5 coins are thrown. It came up H 3 times, and T twice. what is the probability that the first throw was H?

What is the formula I need to use to solve it?
 A: The total number of ways to get $3$ heads and $2$ tails is $\binom53=\binom52=10$
The number of ways to get head first, then $2$ heads and $2$ tails is $\binom42=6$
Hence the probability is $\frac{6}{10}$

You can also calculate it by counting down the options (first $6$ out of $10$):


*

*HHHTT

*HHTHT

*HHTTH

*HTHHT

*HTHTH

*HTTHH

*THHHT

*THHTH

*THTHT

*TTHHH

A: I am assuming the coin is fair.
There are a simpler way and a harder way of solving this problem. The simpler way is to observe that 3 out of 5 throws were heads and therefore if we order the throws randomly, we are effectively choosing a random throw to be first so the probability of it being heads is $\frac{3}{5}$.
The harder way is as follows. There are ${5 \choose 3} = 10$ orderings of the heads and tails and ${4 \choose 2} = 6$ orderings where the first throw was heads.

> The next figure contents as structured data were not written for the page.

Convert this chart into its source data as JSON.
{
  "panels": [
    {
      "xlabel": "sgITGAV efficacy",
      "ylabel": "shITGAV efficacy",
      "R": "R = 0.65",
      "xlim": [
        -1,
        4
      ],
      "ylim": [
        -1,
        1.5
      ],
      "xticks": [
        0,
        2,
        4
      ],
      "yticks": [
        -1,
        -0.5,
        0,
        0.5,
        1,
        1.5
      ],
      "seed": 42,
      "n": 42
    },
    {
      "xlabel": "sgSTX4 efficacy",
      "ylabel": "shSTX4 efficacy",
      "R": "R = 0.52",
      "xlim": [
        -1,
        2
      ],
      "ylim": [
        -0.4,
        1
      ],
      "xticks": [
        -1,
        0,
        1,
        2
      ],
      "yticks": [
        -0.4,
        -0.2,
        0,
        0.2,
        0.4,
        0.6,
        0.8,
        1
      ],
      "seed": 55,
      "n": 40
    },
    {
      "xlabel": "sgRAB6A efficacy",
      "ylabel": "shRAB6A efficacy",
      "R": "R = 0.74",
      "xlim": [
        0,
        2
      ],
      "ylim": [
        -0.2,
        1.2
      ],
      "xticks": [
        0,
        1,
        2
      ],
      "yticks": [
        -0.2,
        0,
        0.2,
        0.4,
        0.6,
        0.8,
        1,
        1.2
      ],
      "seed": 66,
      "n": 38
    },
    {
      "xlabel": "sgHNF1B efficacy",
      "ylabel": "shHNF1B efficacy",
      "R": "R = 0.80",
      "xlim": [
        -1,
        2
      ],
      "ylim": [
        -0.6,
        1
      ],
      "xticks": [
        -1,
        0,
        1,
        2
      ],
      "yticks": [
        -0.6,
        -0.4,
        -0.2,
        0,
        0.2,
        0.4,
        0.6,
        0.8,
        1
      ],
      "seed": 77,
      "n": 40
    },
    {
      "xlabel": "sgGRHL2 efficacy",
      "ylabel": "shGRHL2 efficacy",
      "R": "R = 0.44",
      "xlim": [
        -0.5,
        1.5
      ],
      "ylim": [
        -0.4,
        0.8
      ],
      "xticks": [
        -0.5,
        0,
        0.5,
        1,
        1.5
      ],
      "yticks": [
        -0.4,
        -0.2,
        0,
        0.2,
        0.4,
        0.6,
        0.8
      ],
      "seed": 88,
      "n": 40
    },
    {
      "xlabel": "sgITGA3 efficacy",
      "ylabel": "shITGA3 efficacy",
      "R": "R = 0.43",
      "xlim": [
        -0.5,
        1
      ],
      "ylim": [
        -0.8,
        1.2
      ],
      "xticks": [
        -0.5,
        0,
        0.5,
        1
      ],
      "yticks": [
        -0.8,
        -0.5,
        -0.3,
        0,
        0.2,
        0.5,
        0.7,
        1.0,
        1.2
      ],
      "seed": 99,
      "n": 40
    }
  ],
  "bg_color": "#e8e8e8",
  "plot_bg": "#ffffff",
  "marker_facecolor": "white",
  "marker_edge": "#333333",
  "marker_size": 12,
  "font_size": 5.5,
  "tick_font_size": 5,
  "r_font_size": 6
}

Therefore the chance to get heads on the first throw is $\frac{6}{10} = \frac{3}{5}$.
A: The events are not linked. The first throw being heads does not make it more likely for the second one to be H or T.
Out of the 5 throws, 3 were heads.
Because they are not linked events, the first being H is the same as another being H, or $\frac{3}{5}$
A: $3$ letters $H$ and $2$ letters $T$ are to be placed on $5$ spots. What is the probability that spot number $1$ will receive an $H$? $$\frac{3}{5}$$